The only House Republican who came out publicly to defend Greene on Tuesday was Rep. Matt Gaetz (R-FL) — who has tied himself closely to Greene.
“Democrats attack Israel. [Greene] defends Israel and attacks Democrats. Media falsely slams [Greene] as antisemitic. Some Republicans take the bait, sadly,” he said in response to a photo of a pro-Israel poster at a Greene event last week.
Republican leadership has repeatedly declined to take action against Greene amid past controversies. Democrats responded in February by forcing a vote removing her from her committee positions, with 11 Republicans voting in favor. The GOP response to Greene diverges starkly with their moves to unilaterally sideline former Rep. Steve King (R-IA) and remove him from his committee posts in 2019 after he defended white supremacy.

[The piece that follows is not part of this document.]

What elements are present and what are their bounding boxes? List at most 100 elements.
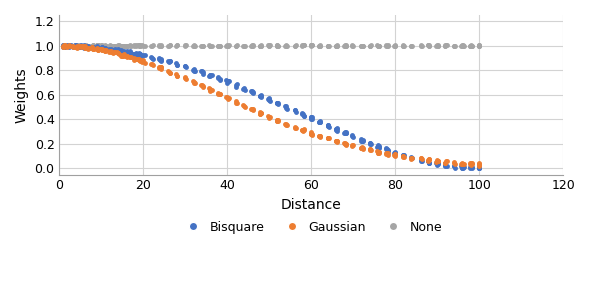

Greene’s latest comments appear to be adding additional fuel to Democratic attempts to punish her, including a new censure resolution from Rep. Brad Schneider (D-IL). Democratic leaders have also reportedly discussed seeking a restraining order against Greene on behalf of Rep. Alexandria Ocasio-Cortez (D-NY), who has been harassed by Greene both during and prior to Greene’s tenure in Congress.
In a statement Tuesday evening, House Majority Leader Steny Hoyer (D-MD) appeared to raise the specter of expelling Greene from the House, saying “Rep. Greene should change her rhetoric and behavior if she intends to remain a Member of the House.” Rep. Jimmy Gomez (D-CA) introduced a resolution to expel Greene in March, which has 72 cosponsors. The long-shot effort would require two-thirds of the body to expel Greene.
Rep. Josh Gottheimer (D-NJ) is sending a letter to President Joe Biden — co-signed by Reps. Elaine Luria (D-VA), Kathy Manning (D-NC) and Dean Phillips (D-MI) — which condemns as antisemitic comments from both Greene and congressional Democrats who have accused Israel of apartheid and terrorism.
The letter calls Greene’s comments “unacceptable, and blatantly antisemitic” and says the Democrats’ statements are “antisemitic at their core and contribute to a climate that is hostile to many Jews.” The signatories also call on Biden to swiftly nominate an ambassador to monitor and combat antisemitism.